Having a written agreement can help reduce miscommunication and frustration down the road.
• It ensures a better understanding by both parties.
• It serves as a reminder of the terms originally agreed upon.
• It increases the likelihood that the relationship will continue in future years.

When it comes to rental agreements for grazing corn residue, a number of questions need to be asked and answered up front to avoid disagreements later.

1. What is the latest start date that residue will be available for grazing?
• Have a written start date with an agreed upon penalty (such as an extra fee) if the corn is harvested late.
• Having this agreement in writing can keep both parties feeling okay about the outcome if weather or equipment issues delay harvest and availability of the residue.

2. What is the latest end date for removing cattle?
• A common frustration that corn farmers voice when renting out corn residue for grazing is that the cattle are not removed in a timely fashion.
• Have a written removal date with an agreed upon penalty (such as an extra fee) if cattle remain longer can keep both parties feeling okay about the outcome even if an unexpected event (such as a snow storm) keeps cattle on the land longer than planned.
• Who is responsible for gathering and removal of the cattle?

3. How will the appropriate stocking rate be determined and how will grazing be priced?
• Using the corn stalk grazing calculator (http://go.unl.edu/wgm9) to determine stocking rates is a good way to ensure proper stocking rates are utilized. It is important to utilize proper stocking rates to ensure cattle have access to adequate amounts of leaf and husk and that performance is maintained.
• Get your pricing right- by the acre OR by the head:

►Priced on a per acre basis. This type of arrangement is simple to administer but can have negative consequences if the start date, end date, stocking rate and adverse weather policy is not specifically spelled out. Without these items being outlined the crop producer can be exposed to the risk of over grazing and the cattle owner could be exposed to the risk of paying for something he/she can’t use if adverse weather prevents grazing.
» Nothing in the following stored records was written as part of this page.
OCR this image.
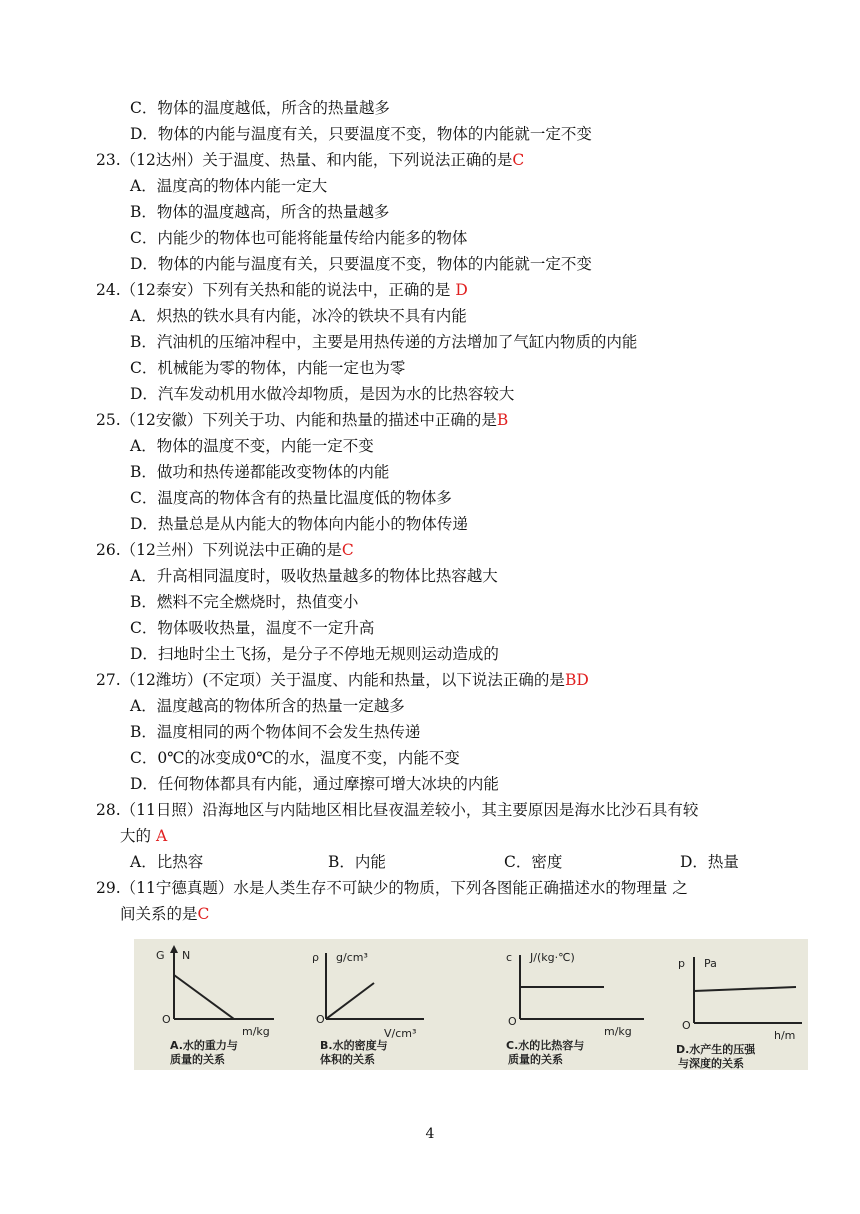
C．物体的温度越低，所含的热量越多
D．物体的内能与温度有关，只要温度不变，物体的内能就一定不变
23.（12达州）关于温度、热量、和内能，下列说法正确的是C
A．温度高的物体内能一定大
B．物体的温度越高，所含的热量越多
C．内能少的物体也可能将能量传给内能多的物体
D．物体的内能与温度有关，只要温度不变，物体的内能就一定不变
24.（12泰安）下列有关热和能的说法中，正确的是 D
A．炽热的铁水具有内能，冰冷的铁块不具有内能
B．汽油机的压缩冲程中，主要是用热传递的方法增加了气缸内物质的内能
C．机械能为零的物体，内能一定也为零
D．汽车发动机用水做冷却物质，是因为水的比热容较大
25.（12安徽）下列关于功、内能和热量的描述中正确的是B
A．物体的温度不变，内能一定不变
B．做功和热传递都能改变物体的内能
C．温度高的物体含有的热量比温度低的物体多
D．热量总是从内能大的物体向内能小的物体传递
26.（12兰州）下列说法中正确的是C
A．升高相同温度时，吸收热量越多的物体比热容越大
B．燃料不完全燃烧时，热值变小
C．物体吸收热量，温度不一定升高
D．扫地时尘土飞扬，是分子不停地无规则运动造成的
27.（12潍坊）(不定项）关于温度、内能和热量，以下说法正确的是BD
A．温度越高的物体所含的热量一定越多
B．温度相同的两个物体间不会发生热传递
C．0℃的冰变成0℃的水，温度不变，内能不变
D．任何物体都具有内能，通过摩擦可增大冰块的内能
28.（11日照）沿海地区与内陆地区相比昼夜温差较小，其主要原因是海水比沙石具有较
大的 A
A．比热容	B．内能	C．密度	D．热量
29.（11宁德真题）水是人类生存不可缺少的物质，下列各图能正确描述水的物理量 之
间关系的是C
G N
O
m/kg
A.水的重力与
质量的关系
ρ g/cm³
O
V/cm³
B.水的密度与
体积的关系
c J/(kg·℃)
O
m/kg
C.水的比热容与
质量的关系
p Pa
O
h/m
D.水产生的压强
与深度的关系
4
►Priced on a per head per day or AUM basis. With this method the cattle owner only pays for actual use. Again the start date, end date, and stocking rate need to be laid out. The duration of grazing is important for the cattle producer when calculating transportation costs into the cost of feeding the cow. The crop producer is accepting the financial risk that the grazing resource may not produce the income they anticipated if the cattle are removed early.
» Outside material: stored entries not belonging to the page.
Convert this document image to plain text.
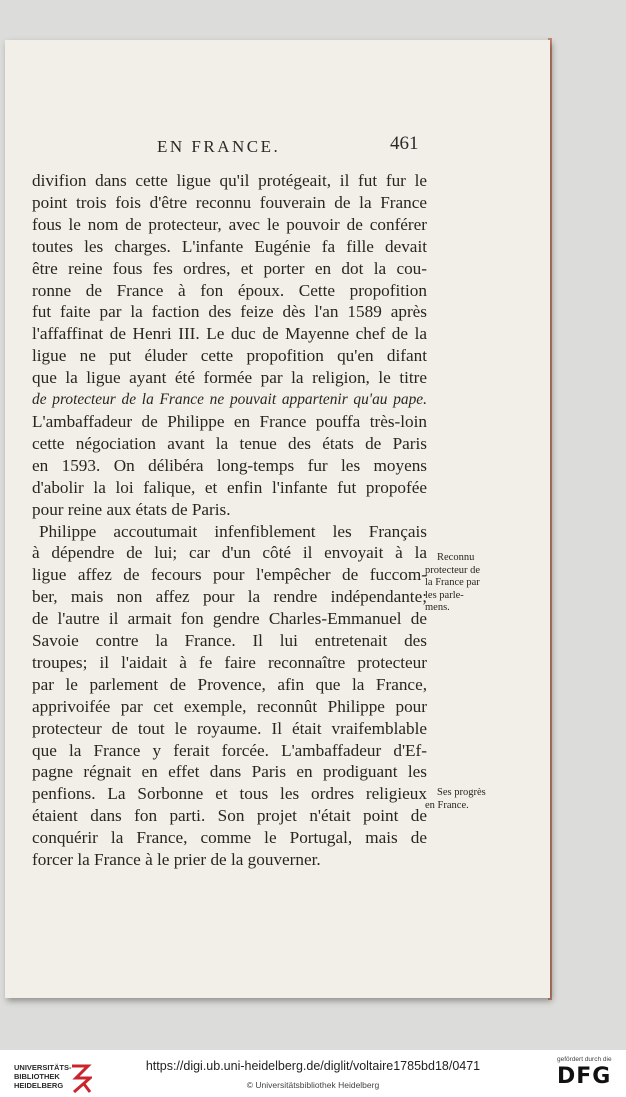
EN FRANCE.	461
divifion dans cette ligue qu'il protégeait, il fut fur le
point trois fois d'être reconnu fouverain de la France
fous le nom de protecteur, avec le pouvoir de conférer
toutes les charges. L'infante Eugénie fa fille devait
être reine fous fes ordres, et porter en dot la cou-
ronne de France à fon époux. Cette propofition
fut faite par la faction des feize dès l'an 1589 après
l'affaffinat de Henri III. Le duc de Mayenne chef de la
ligue ne put éluder cette propofition qu'en difant
que la ligue ayant été formée par la religion, le titre
de protecteur de la France ne pouvait appartenir qu'au pape.
L'ambaffadeur de Philippe en France pouffa très-loin
cette négociation avant la tenue des états de Paris
en 1593. On délibéra long-temps fur les moyens
d'abolir la loi falique, et enfin l'infante fut propofée
pour reine aux états de Paris.
Philippe accoutumait infenfiblement les Français
à dépendre de lui; car d'un côté il envoyait à la
ligue affez de fecours pour l'empêcher de fuccom-
ber, mais non affez pour la rendre indépendante;
de l'autre il armait fon gendre Charles-Emmanuel de
Savoie contre la France. Il lui entretenait des
troupes; il l'aidait à fe faire reconnaître protecteur
par le parlement de Provence, afin que la France,
apprivoifée par cet exemple, reconnût Philippe pour
protecteur de tout le royaume. Il était vraifemblable
que la France y ferait forcée. L'ambaffadeur d'Ef-
pagne régnait en effet dans Paris en prodiguant les
penfions. La Sorbonne et tous les ordres religieux
étaient dans fon parti. Son projet n'était point de
conquérir la France, comme le Portugal, mais de
forcer la France à le prier de la gouverner.
Reconnu
protecteur de
la France par
les parle-
mens.
Ses progrès
en France.
UNIVERSITÄTS-
BIBLIOTHEK
HEIDELBERG
https://digi.ub.uni-heidelberg.de/diglit/voltaire1785bd18/0471
© Universitätsbibliothek Heidelberg
gefördert durch die
DFG
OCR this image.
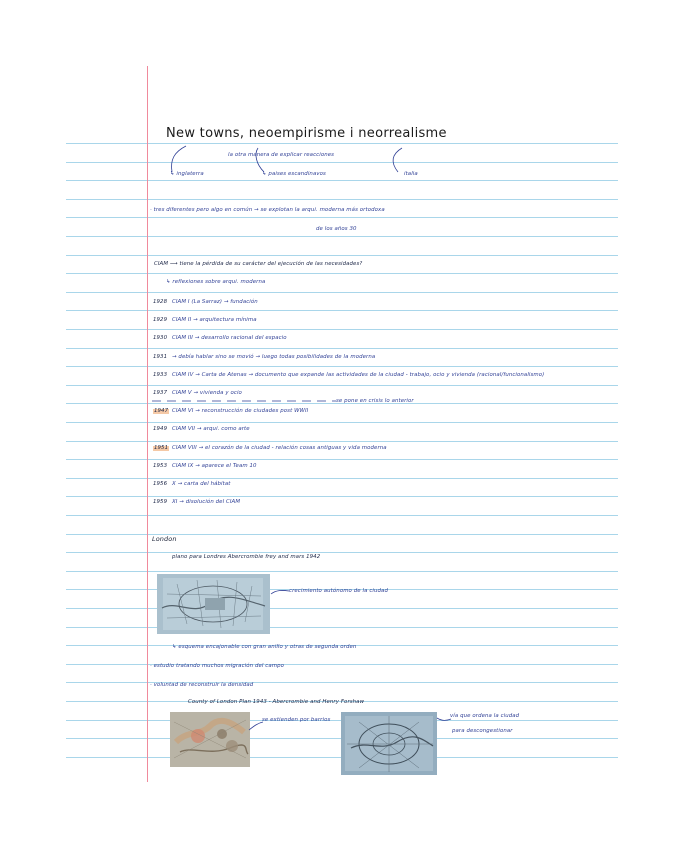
New towns, neoempirisme i neorrealisme
la otra manera de explicar reacciones
↳ inglaterra	↳ paises escandinavos	italia
· tres diferentes pero algo en común → se explotan la arqui. moderna más ortodoxa
de los años 30
CIAM ⟶ tiene la pérdida de su carácter del ejecución de las necesidades?
↳ reflexiones sobre arqui. moderna
1928 CIAM I (La Sarraz) → fundación
1929 CIAM II → arquitectura mínima
1930 CIAM III → desarrollo racional del espacio
1931 → debía hablar sino se movió → luego todas posibilidades de la moderna
1933 CIAM IV → Carta de Atenas → documento que expande las actividades de la ciudad - trabajo, ocio y vivienda (racional/funcionalismo)
1937 CIAM V → vivienda y ocio
1947 CIAM VI → reconstrucción de ciudades post WWII
1949 CIAM VII → arqui. como arte
1951 CIAM VIII → el corazón de la ciudad - relación cosas antiguas y vida moderna
1953 CIAM IX → aparece el Team 10
1956 X → carta del hábitat
1959 XI → disolución del CIAM
se pone en crisis lo anterior
London
plano para Londres Abercrombie frey and mars 1942
crecimiento autónomo de la ciudad
↳ esquema encajonable con gran anillo y otras de segunda orden
· estudio tratando muchos migración del campo
· voluntad de reconstruir la densidad
County of London Plan 1943 - Abercrombie and Henry Forshaw
se extienden por barrios
vía que ordena la ciudad
para descongestionar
• The plan for heavy snow or ice needs to be included in the pricing agreement, including the emergency feed source and who is responsible for providing it.
• The payment schedule and method should also be agreed upon.
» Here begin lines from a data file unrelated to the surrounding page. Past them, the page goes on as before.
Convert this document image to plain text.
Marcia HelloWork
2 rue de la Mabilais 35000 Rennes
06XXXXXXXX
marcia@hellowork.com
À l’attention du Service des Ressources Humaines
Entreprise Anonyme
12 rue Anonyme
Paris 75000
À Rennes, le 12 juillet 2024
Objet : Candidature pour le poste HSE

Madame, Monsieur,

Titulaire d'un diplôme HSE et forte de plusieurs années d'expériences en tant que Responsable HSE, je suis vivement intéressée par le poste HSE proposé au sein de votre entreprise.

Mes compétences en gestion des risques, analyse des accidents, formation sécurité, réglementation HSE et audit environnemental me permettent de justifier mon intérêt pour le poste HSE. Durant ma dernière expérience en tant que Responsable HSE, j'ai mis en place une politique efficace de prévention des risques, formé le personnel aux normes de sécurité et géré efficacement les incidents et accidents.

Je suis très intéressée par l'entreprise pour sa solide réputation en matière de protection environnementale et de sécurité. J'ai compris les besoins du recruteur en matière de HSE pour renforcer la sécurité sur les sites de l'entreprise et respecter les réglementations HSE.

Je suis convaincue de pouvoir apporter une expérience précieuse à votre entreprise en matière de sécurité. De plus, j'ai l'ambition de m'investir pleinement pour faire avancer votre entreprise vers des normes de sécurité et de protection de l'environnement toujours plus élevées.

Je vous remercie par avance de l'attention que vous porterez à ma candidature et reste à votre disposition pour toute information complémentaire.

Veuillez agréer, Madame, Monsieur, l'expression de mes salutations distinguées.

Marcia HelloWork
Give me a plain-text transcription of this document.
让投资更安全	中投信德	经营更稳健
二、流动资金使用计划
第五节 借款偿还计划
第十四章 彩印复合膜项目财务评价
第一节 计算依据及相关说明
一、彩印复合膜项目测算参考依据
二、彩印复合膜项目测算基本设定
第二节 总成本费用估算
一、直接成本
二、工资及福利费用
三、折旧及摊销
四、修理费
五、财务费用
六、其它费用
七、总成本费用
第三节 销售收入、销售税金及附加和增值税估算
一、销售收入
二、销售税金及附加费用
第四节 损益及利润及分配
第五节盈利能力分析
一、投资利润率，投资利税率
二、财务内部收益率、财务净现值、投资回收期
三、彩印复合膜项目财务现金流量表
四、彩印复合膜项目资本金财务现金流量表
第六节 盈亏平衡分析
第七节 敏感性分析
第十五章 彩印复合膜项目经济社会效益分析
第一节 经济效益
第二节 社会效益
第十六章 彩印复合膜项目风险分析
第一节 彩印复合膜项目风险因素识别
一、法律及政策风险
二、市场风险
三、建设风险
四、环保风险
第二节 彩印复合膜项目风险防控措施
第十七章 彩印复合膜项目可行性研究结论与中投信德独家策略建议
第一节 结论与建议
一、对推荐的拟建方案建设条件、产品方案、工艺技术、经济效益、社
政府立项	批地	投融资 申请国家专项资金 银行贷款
4. Other things that should be outlined:
• Is there a fence present? If not who is responsible for building the fence? Who is responsible for maintaining fences?
• Is there a reliable water source for the cattle? Who is responsible for providing water and maintaining water during grazing (including breaking ice)?
• Who is responsible for the daily care of the cattle? Inventory counts? Providing minerals and salt? Monitoring animal health? How will treating sick cattle be handled? Will the cattle be commingled with other cattle?
• Who is liable for the cattle getting out? Who is responsible for gathering the cattle if they get out?
• Is the cattle owner required to carry liability insurance for potential damage caused by the cattle? What, if any, indemnification responsibilities does the cattle owner have to the crop farmer for damage caused by the cattle?

This resource is meant to provide a list of questions and issues to consider in drafting a lease agreement for grazing corn residue. Obtaining legal advice from a licensed attorney is encouraged in developing the actual agreement.